I'm not talking about the benefits of being at a good weight or losing weight. I'm talking about all other things being equal, eating keto versus not. I.e. not overweight, and maintaining your weight.

This is the reason I won't bother to reply further. It's been a while since I've seen a larger strawman.

It was hyperbole. Further examples, in addition to you and your Bronze Age nutritional info, to illustrate how things that the scientific community used to accept as 100% true have subsequently been revealed to not be true.

Well, you can go ten or twelve hours more easily when you are not a high carb eater

Well, that answers that, for me. I don't normally do more than 2 or 3 dives in a day, and never without eating at least once in the middle of all that. So, I would not normally ever need to engage in 10 or 12 hours of activity without eating. So, it may be beneficial to some, but, as I said, I don't see any direct benefit to me and the way I dive.

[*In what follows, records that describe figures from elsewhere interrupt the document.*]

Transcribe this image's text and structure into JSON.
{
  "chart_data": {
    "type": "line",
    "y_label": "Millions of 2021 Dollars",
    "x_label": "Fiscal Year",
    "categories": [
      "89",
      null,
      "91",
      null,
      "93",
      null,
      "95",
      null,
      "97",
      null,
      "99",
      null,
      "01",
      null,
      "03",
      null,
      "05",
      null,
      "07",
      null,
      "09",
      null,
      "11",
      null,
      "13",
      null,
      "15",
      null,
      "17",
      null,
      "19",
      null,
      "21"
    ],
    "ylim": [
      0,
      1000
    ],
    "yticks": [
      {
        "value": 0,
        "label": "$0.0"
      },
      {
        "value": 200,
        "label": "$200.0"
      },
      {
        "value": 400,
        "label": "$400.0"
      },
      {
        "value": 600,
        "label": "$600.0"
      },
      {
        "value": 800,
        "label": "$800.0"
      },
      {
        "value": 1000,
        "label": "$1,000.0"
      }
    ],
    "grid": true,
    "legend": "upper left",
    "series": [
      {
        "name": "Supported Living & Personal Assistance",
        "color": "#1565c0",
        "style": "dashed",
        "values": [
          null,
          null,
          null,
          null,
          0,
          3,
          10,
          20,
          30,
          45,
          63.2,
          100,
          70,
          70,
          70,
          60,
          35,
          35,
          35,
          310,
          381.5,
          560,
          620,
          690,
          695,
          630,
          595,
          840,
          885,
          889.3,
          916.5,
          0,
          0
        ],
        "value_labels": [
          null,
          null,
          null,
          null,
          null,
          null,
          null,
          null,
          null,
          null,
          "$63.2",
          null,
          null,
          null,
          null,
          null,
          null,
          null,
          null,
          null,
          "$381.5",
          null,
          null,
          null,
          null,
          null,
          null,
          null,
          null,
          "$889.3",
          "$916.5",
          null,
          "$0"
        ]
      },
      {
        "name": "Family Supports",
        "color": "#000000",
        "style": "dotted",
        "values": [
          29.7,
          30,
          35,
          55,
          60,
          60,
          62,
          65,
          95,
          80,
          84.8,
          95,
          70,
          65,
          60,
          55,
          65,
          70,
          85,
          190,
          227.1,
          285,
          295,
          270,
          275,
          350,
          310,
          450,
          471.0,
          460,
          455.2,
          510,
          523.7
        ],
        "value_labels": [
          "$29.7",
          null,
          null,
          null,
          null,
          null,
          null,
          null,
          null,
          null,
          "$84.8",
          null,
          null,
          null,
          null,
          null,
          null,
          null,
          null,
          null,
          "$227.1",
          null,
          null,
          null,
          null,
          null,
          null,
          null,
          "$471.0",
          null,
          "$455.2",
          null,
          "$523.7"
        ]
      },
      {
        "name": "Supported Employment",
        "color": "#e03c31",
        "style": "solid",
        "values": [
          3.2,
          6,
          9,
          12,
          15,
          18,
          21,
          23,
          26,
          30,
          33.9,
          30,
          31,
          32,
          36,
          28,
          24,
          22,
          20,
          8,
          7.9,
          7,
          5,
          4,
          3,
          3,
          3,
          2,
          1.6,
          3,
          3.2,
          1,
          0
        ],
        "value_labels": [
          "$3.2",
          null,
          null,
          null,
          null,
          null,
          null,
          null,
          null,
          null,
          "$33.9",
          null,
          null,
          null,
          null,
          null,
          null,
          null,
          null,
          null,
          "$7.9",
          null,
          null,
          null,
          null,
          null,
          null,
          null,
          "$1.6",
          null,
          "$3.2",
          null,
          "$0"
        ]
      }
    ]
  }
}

"as a diver" includes more people than you, and most Americans have metabolic derangement and even many tech divers are, as evidenced by their big middles

I have a big middle and I am working on that. A KD has clear benefits when it comes to losing weight and thinning out that middle. As I said above, I was really talking about whether KD has benefits to someone's diving who is not overweight and is just maintaining the weight they are at. An ability to dive more/longer in between "re-fueling" is good. But, for me, anyway, the possibility of reducing risk of OxTox is of more interest.